Fan Reactions and Unrealized Projects
Frustrations over tone and narrative direction dogged Kennedy’s tenure. One high-profile casualty: a Ben Solo-centered film developed for two years by actor Adam Driver and director Steven Soderbergh. According to a 2023 interview Driver gave to Derrick M. Collins, Disney CEO Bob Iger ultimately vetoed the project. Supporters chartered a plane to fly a “Save ‘The Hunt for Ben Solo'” banner over Disney’s Burbank lot.
Only Rogue One (2016) emerged as both critical and fan consensus favorite under Kennedy’s watch. The spinoff, chronicling the theft of Death Star plans, underwent extensive reshoots under Tony Gilroy-who later created acclaimed series Andor-yet still cleared a path for standalone stories outside the Skywalker saga.
What Comes Next
Filoni and Brennan inherit a slate split between streaming stability and theatrical uncertainty. Upcoming releases:
- The Mandalorian & Grogu – May 2025 (Favreau directs)
- Untitled New Jedi Order film – in development
- Star Wars: Starfighter – May 2027 (Levy directs, Gosling stars)
- Multiple Disney+ series in various scripting stages
Disney hopes the creative continuity Filoni forged with Favreau on The Mandalorian will translate into big-screen momentum, restoring fan goodwill and box-office supremacy.

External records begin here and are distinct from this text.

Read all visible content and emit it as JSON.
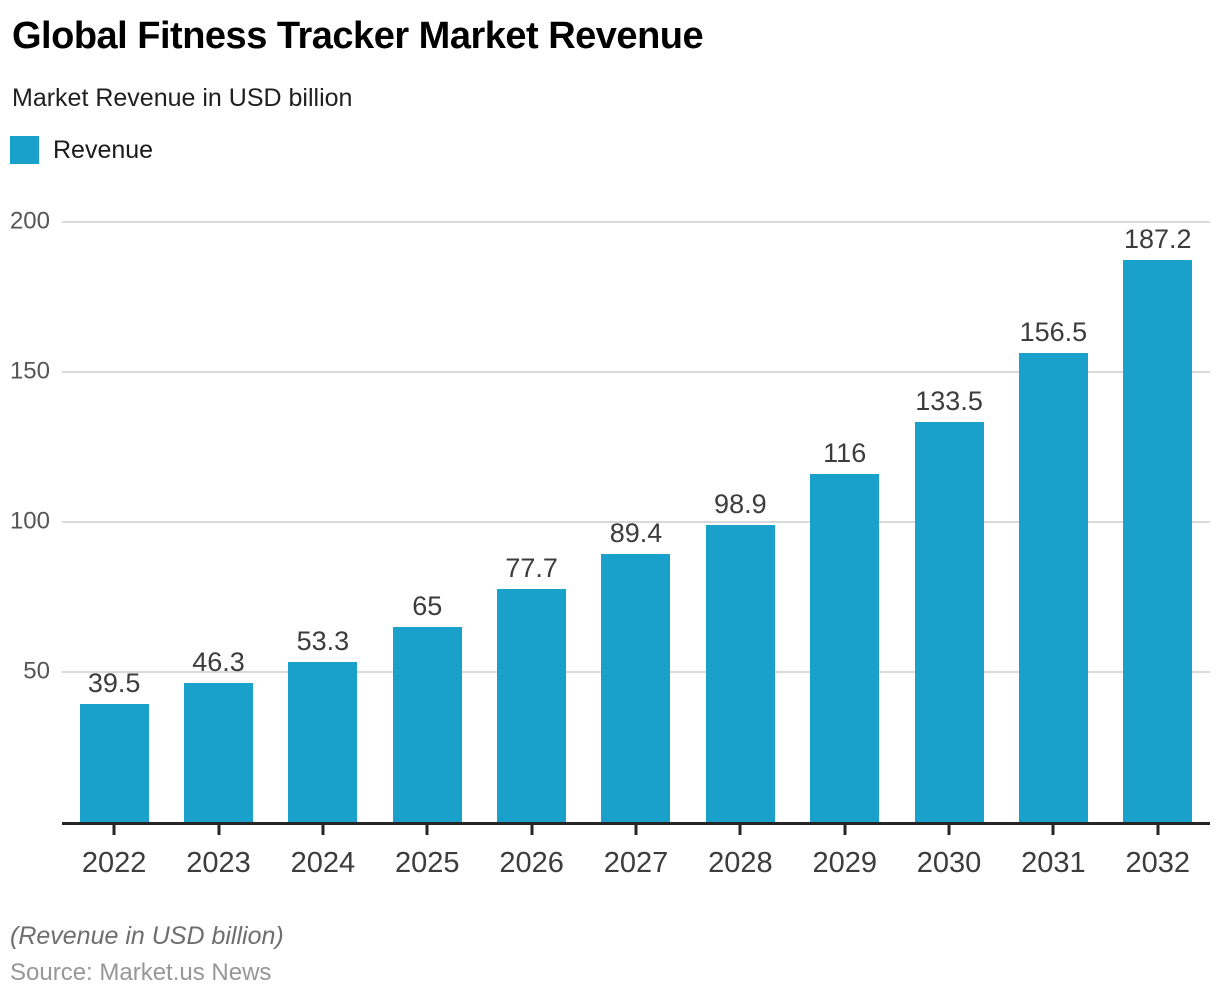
{
  "header": {
    "title": "Global Fitness Tracker Market Revenue",
    "subtitle": "Market Revenue in USD billion"
  },
  "legend": {
    "label": "Revenue",
    "swatch_color": "#1AA1CB"
  },
  "chart_data": {
    "type": "bar",
    "title": "Global Fitness Tracker Market Revenue",
    "subtitle": "Market Revenue in USD billion",
    "categories": [
      "2022",
      "2023",
      "2024",
      "2025",
      "2026",
      "2027",
      "2028",
      "2029",
      "2030",
      "2031",
      "2032"
    ],
    "series": [
      {
        "name": "Revenue",
        "values": [
          39.5,
          46.3,
          53.3,
          65,
          77.7,
          89.4,
          98.9,
          116,
          133.5,
          156.5,
          187.2
        ]
      }
    ],
    "xlabel": "",
    "ylabel": "",
    "ylim": [
      0,
      200
    ],
    "yticks": [
      50,
      100,
      150,
      200
    ],
    "grid": true,
    "legend_position": "top-left",
    "bar_color": "#1AA1CB",
    "gridline_color": "#d9d9d9",
    "axis_color": "#262626"
  },
  "footer": {
    "note": "(Revenue in USD billion)",
    "source": "Source: Market.us News"
  }
}
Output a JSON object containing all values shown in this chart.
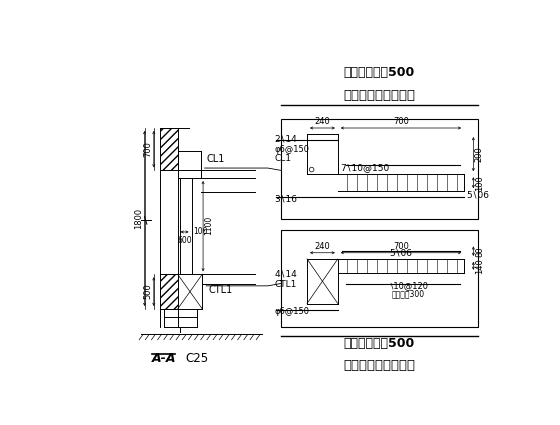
{
  "bg_color": "#ffffff",
  "title_top1": "梁端锚入墙内500",
  "title_top2": "或锚入两端构造柱内",
  "title_bot1": "梁端锚入墙内500",
  "title_bot2": "或锚入两端构造柱内",
  "text_2p14": "2∖14",
  "text_p6at150": "φ6@150",
  "text_CL1_box": "CL1",
  "text_3p16": "3∖16",
  "text_7p10at150": "7∖10@150",
  "text_5p6": "5∖06",
  "text_4p14": "4∖14",
  "text_CTL1_box": "CTL1",
  "text_p6at150b": "φ6@150",
  "text_7p10at120": "∖10@120",
  "text_5p6b": "5∖06",
  "text_anchor300": "钆入梁内300",
  "label_AA": "A-A",
  "label_C25": "C25",
  "label_CL1": "CL1",
  "label_CTL1": "CTL1"
}
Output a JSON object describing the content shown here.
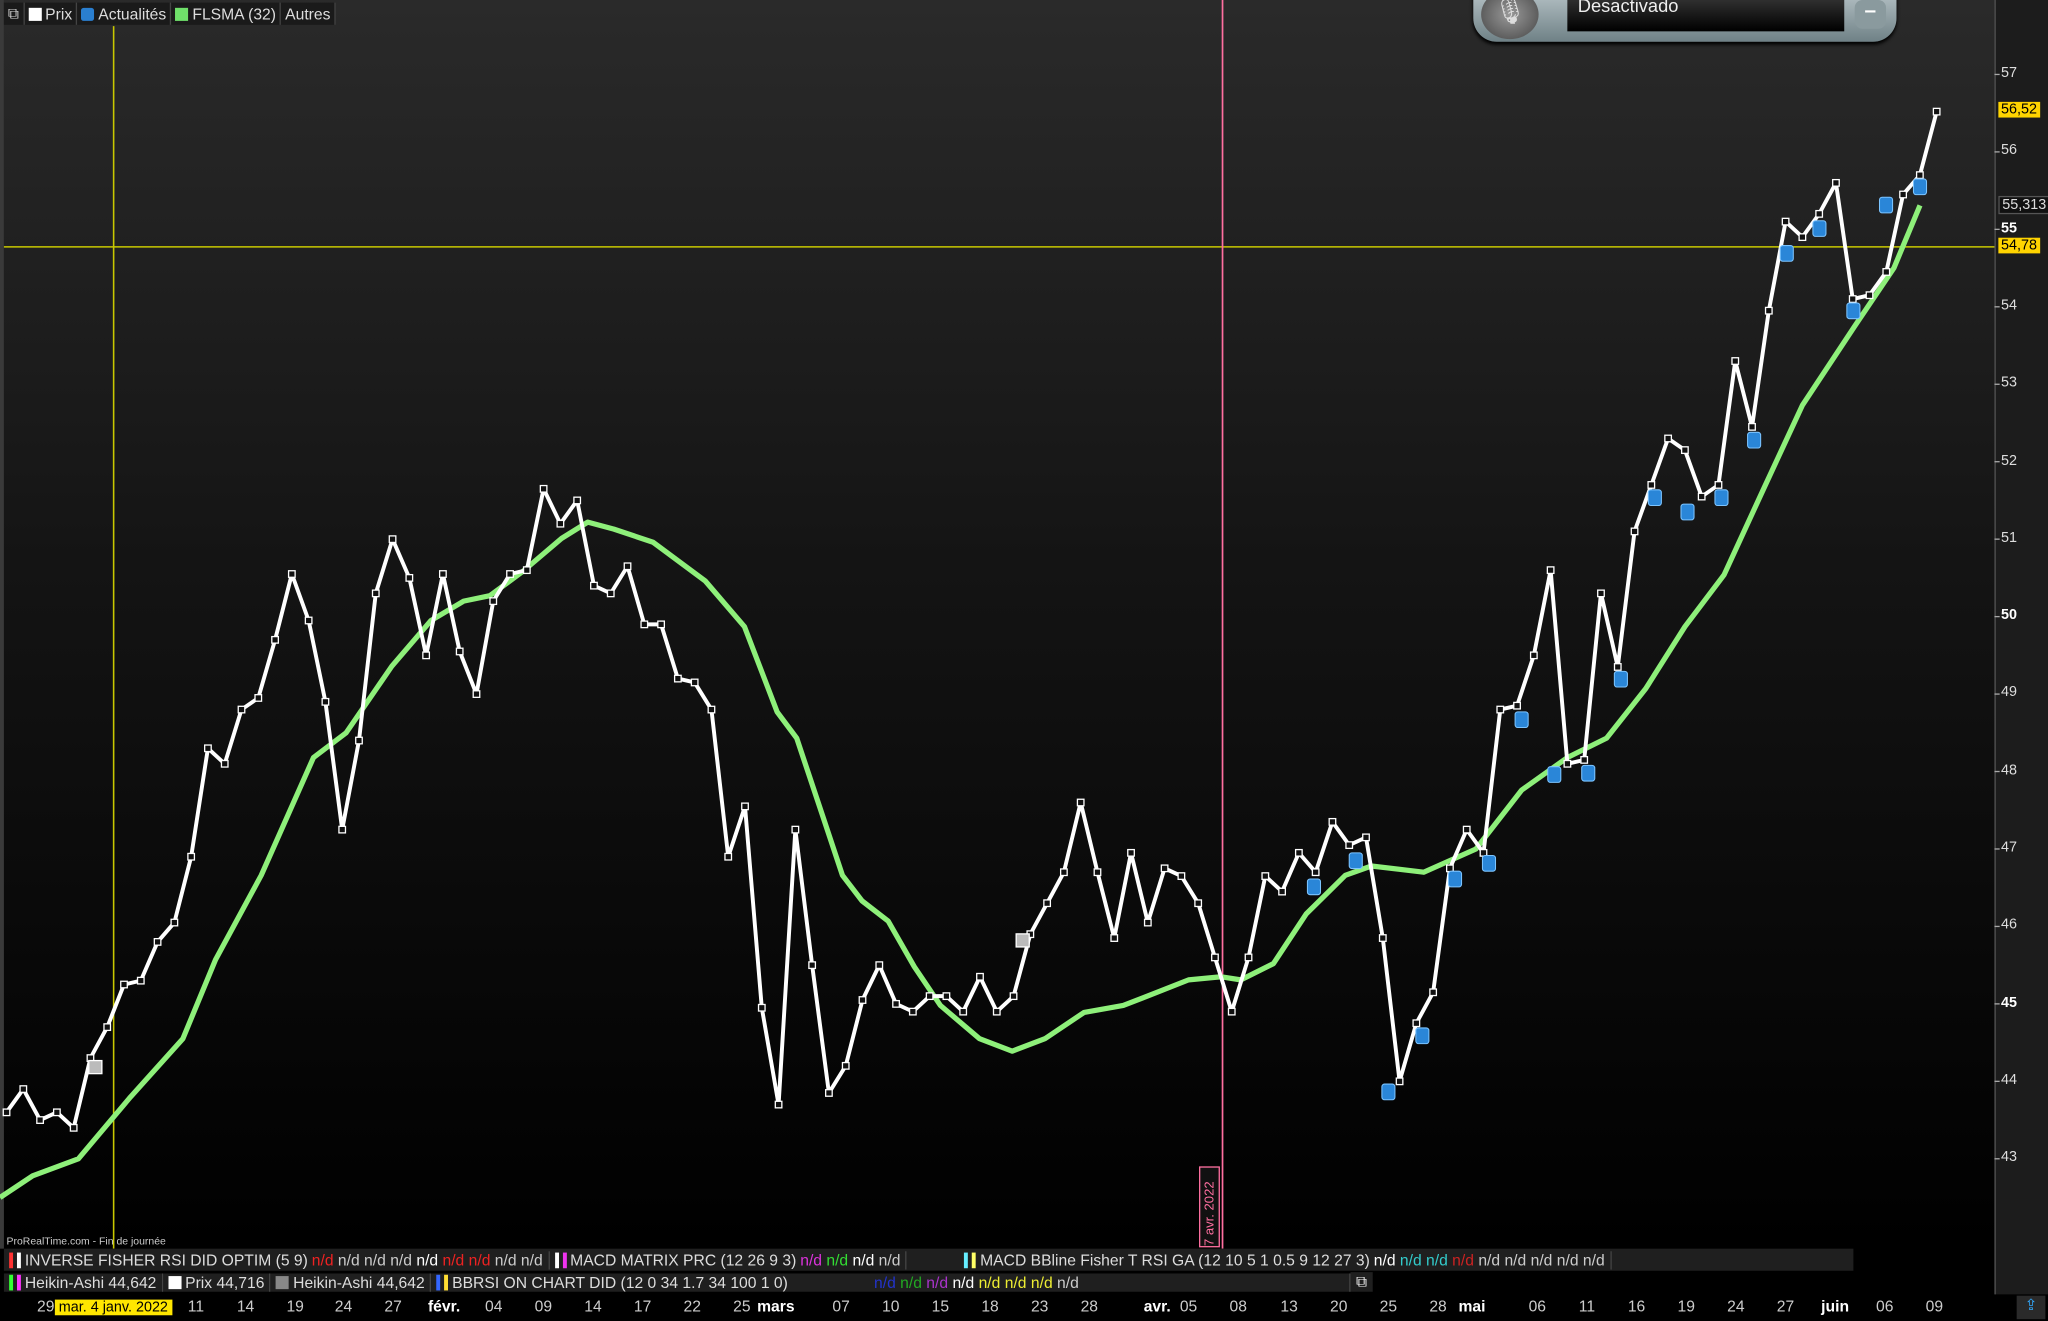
{
  "top_legend": {
    "price": "Prix",
    "news": "Actualités",
    "sma": "FLSMA (32)",
    "others": "Autres"
  },
  "voice_widget": {
    "status": "Desactivado"
  },
  "source_note": "ProRealTime.com - Fin de journée",
  "colors": {
    "price": "#ffffff",
    "sma": "#8ef07a",
    "crosshair": "#c8c800",
    "event_line": "#ff6fa0",
    "badge": "#ffd400"
  },
  "indicators_row1": [
    {
      "label": "INVERSE FISHER RSI DID OPTIM (5 9)",
      "values": [
        "n/d",
        "n/d",
        "n/d",
        "n/d",
        "n/d",
        "n/d",
        "n/d",
        "n/d",
        "n/d"
      ]
    },
    {
      "label": "MACD MATRIX PRC (12 26 9 3)",
      "values": [
        "n/d",
        "n/d",
        "n/d",
        "n/d"
      ]
    },
    {
      "label": "MACD  BBline  Fisher T RSI  GA (12 10 5 1 0.5 9 12 27 3)",
      "values": [
        "n/d",
        "n/d",
        "n/d",
        "n/d",
        "n/d",
        "n/d",
        "n/d",
        "n/d",
        "n/d"
      ]
    }
  ],
  "indicators_row2": [
    {
      "label": "Heikin-Ashi 44,642"
    },
    {
      "label": "Prix 44,716"
    },
    {
      "label": "Heikin-Ashi 44,642"
    },
    {
      "label": "BBRSI ON CHART DID (12 0 34 1.7 34 100 1 0)",
      "values": [
        "n/d",
        "n/d",
        "n/d",
        "n/d",
        "n/d",
        "n/d",
        "n/d",
        "n/d"
      ]
    }
  ],
  "crosshair": {
    "date_label": "mar. 4 janv. 2022",
    "price_label": "54,78"
  },
  "event_line": {
    "label": "7 avr. 2022"
  },
  "chart_data": {
    "type": "line",
    "y_axis": {
      "ticks": [
        "57",
        "56",
        "55",
        "54",
        "53",
        "52",
        "51",
        "50",
        "49",
        "48",
        "47",
        "46",
        "45",
        "44",
        "43"
      ],
      "range": [
        42.4,
        57.9
      ],
      "position": "right"
    },
    "x_axis": {
      "ticks": [
        "29",
        "11",
        "14",
        "19",
        "24",
        "27",
        "févr.",
        "04",
        "09",
        "14",
        "17",
        "22",
        "25",
        "mars",
        "07",
        "10",
        "15",
        "18",
        "23",
        "28",
        "avr.",
        "05",
        "08",
        "13",
        "20",
        "25",
        "28",
        "mai",
        "06",
        "11",
        "16",
        "19",
        "24",
        "27",
        "juin",
        "06",
        "09"
      ]
    },
    "last_price_label": "56,52",
    "sma_label": "55,313",
    "series": [
      {
        "name": "Prix",
        "values": [
          43.6,
          43.9,
          43.5,
          43.6,
          43.4,
          44.3,
          44.7,
          45.25,
          45.3,
          45.8,
          46.05,
          46.9,
          48.3,
          48.1,
          48.8,
          48.95,
          49.7,
          50.55,
          49.95,
          48.9,
          47.25,
          48.4,
          50.3,
          51.0,
          50.5,
          49.5,
          50.55,
          49.55,
          49.0,
          50.2,
          50.55,
          50.6,
          51.65,
          51.2,
          51.5,
          50.4,
          50.3,
          50.65,
          49.9,
          49.9,
          49.2,
          49.15,
          48.8,
          46.9,
          47.55,
          44.95,
          43.7,
          47.25,
          45.5,
          43.85,
          44.2,
          45.05,
          45.5,
          45.0,
          44.9,
          45.1,
          45.1,
          44.9,
          45.35,
          44.9,
          45.1,
          45.9,
          46.3,
          46.7,
          47.6,
          46.7,
          45.85,
          46.95,
          46.05,
          46.75,
          46.65,
          46.3,
          45.6,
          44.9,
          45.6,
          46.65,
          46.45,
          46.95,
          46.7,
          47.35,
          47.05,
          47.15,
          45.85,
          44.0,
          44.75,
          45.15,
          46.75,
          47.25,
          46.95,
          48.8,
          48.85,
          49.5,
          50.6,
          48.1,
          48.15,
          50.3,
          49.35,
          51.1,
          51.7,
          52.3,
          52.15,
          51.55,
          51.7,
          53.3,
          52.45,
          53.95,
          55.1,
          54.9,
          55.2,
          55.6,
          54.1,
          54.15,
          54.45,
          55.45,
          55.7,
          56.52
        ]
      },
      {
        "name": "FLSMA (32)",
        "values": [
          42.5,
          42.78,
          43.0,
          43.8,
          44.55,
          45.57,
          46.66,
          48.18,
          48.5,
          49.36,
          49.95,
          50.2,
          50.27,
          50.58,
          51.01,
          51.22,
          51.13,
          50.96,
          50.46,
          49.87,
          48.77,
          48.43,
          47.42,
          46.66,
          46.33,
          46.07,
          45.48,
          44.98,
          44.55,
          44.39,
          44.55,
          44.89,
          44.98,
          45.11,
          45.31,
          45.35,
          45.31,
          45.52,
          46.16,
          46.66,
          46.78,
          46.7,
          47.0,
          47.76,
          48.18,
          48.43,
          49.07,
          49.87,
          50.54,
          51.64,
          52.73,
          53.75,
          54.5,
          55.31
        ]
      }
    ]
  }
}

Kennedy, meanwhile, exits with the thanks of a multiglobal conglomerate and a filmography that helped shape modern blockbuster culture. Her next steps remain undisclosed.

Key Takeaways
- Kathleen Kennedy ends a 13-year run that delivered $5.6 billion in box-office receipts and Disney+ hits.
- Dave Filoni and Lynwen Brennan step up as co-presidents, tasked with relaunching theatrical Star Wars.
- The franchise’s next film, The Mandalorian & Grogu, opens May 2025-ending a four-year cinema drought.